Salongeflüster: Wundersänger

Neulich war ich mal wieder im Zoo. Eigentlich mag ich es ja nicht, eingesperrten Tieren dabei zuzusehen, wie sie in Ermangelung von Auslauf und echter Natur langsam verblöden und ihr Blick hinter den hohen Zäunen immer stumpfer wird, aber schließlich hat mein Frisiersalon ja auch ein Schaufenster, durch das mich die Gaffer manchmal wie ein Tier betrachten. Oder betrachte ich sie wie Tiere hinter Glas? Alles eine Sache der Perspektive und nur weil wir unsere Gitter nicht immer sehen, muss das nicht bedeuten, dass es keine gibt. Außerdem lerne ich da viel über aktuelle Haarmoden, denn wer sich zum Affen macht, der möchte ja auch vielleicht wie einer aussehen. Und zum anderen hatte sich im Magdeburger Zoo ein Wunder ereignet. Das war auch bitter nötig, denn der steht auf der bundesweiten Beliebtheitsskala auf dem 106. Platz noch weit hinter dem Staßfurter Tierpark, in dem es vielleicht zwei Dutzend Bewohner gibt, die sich dem Tod entgegenlangweilen. Es war bei einem Zookonzert, dessen Sänger ich, ehrlich gesagt, nicht von all den anderen gerade angesagten deutschen Singer-Songwriter-Dreitages-oder-Rausche-Bart-tragenden selbstmitleidigen Softies unterscheiden kann oder will.
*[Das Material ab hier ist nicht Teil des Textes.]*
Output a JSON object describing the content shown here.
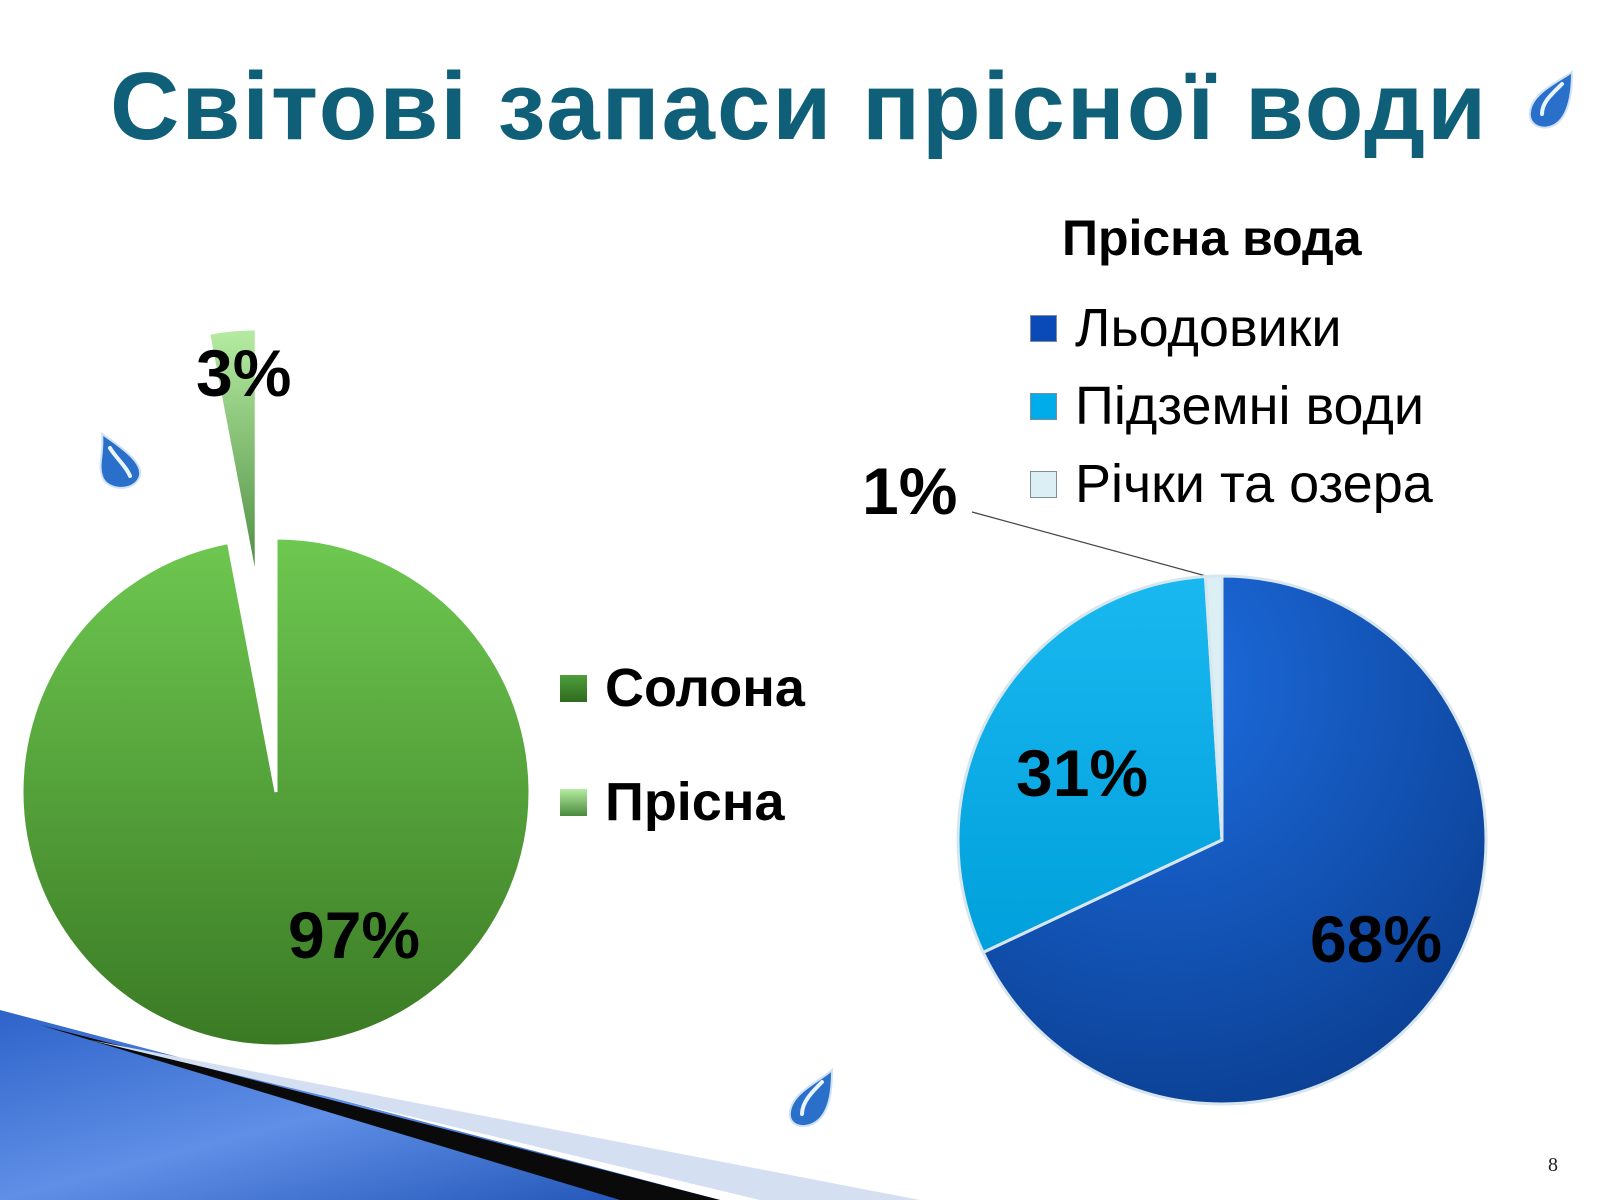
{
  "slide": {
    "title": "Світові запаси прісної води",
    "page_number": "8"
  },
  "colors": {
    "title": "#0f5f78",
    "salt": "#4e9e3a",
    "fresh": "#9ddc8a",
    "glaciers": "#0a4ab8",
    "groundwater": "#00adeb",
    "rivers": "#dbeff4"
  },
  "chart_data": [
    {
      "type": "pie",
      "title": "",
      "categories": [
        "Солона",
        "Прісна"
      ],
      "values": [
        97,
        3
      ],
      "labels": [
        "97%",
        "3%"
      ],
      "exploded": [
        "Прісна"
      ],
      "legend_position": "right"
    },
    {
      "type": "pie",
      "title": "Прісна вода",
      "categories": [
        "Льодовики",
        "Підземні води",
        "Річки та озера"
      ],
      "values": [
        68,
        31,
        1
      ],
      "labels": [
        "68%",
        "31%",
        "1%"
      ],
      "legend_position": "top-right"
    }
  ],
  "decor": {
    "icons": [
      "water-drop-icon",
      "water-drop-icon",
      "water-drop-icon"
    ]
  }
}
Doch es handelte sich wohl um den Schutzheiligen all dieser klampfenden Barden, den heiligen Johannes von Oerding, der es es nur durch die Kraft der Musik geschafft hatte, dass eine beinahe jungfräuliche Giraffe ein Kindlein gebar. Und niemand vom gesamten Zoopersonal hatte auch nur geahnt, dass das Tierlein trächtig war. Kurz vorher waren erst ihre Mutter und deren frisch geborenes Junges gestorben. Das schreit doch nach einem Denkmal oder sollte es wirklich reichen, die kleine Giraffe je nach Geschlecht Johannes oder Johanna zu nennen? Und könnte der Johannes dann nicht auch mal bei mir im Salon spielen, wenn dadurch die Kopfhaut neue Haare auch und gerade auf Glatzen gebiert und Dauerwellen wirklich dauern? Und wenn er schon mal da ist, dann könnte er sich neben die Tunnelbaustelle stellen und singen und singen, bis auch die Bauzeit singt bzw. sinkt. Danach geht es ab zur Uni-Klinik, die einen Investionsstau hat und deshalb wegen der mangelnden Hygiene einfach mal die Krebsstation schließt. Wenn das Geld nicht mal mehr für ein wenig Sagrotan reicht, wie schlimm muss es wirklich sein? Johannes, spiel uns die Sorgen weg. Und wenn du am Schluss noch am Rathaus und am Landtag vorbei schauen könntest, dann  würde da auch mal was fruchten. In diesem Sinne: Der Nächste bitte.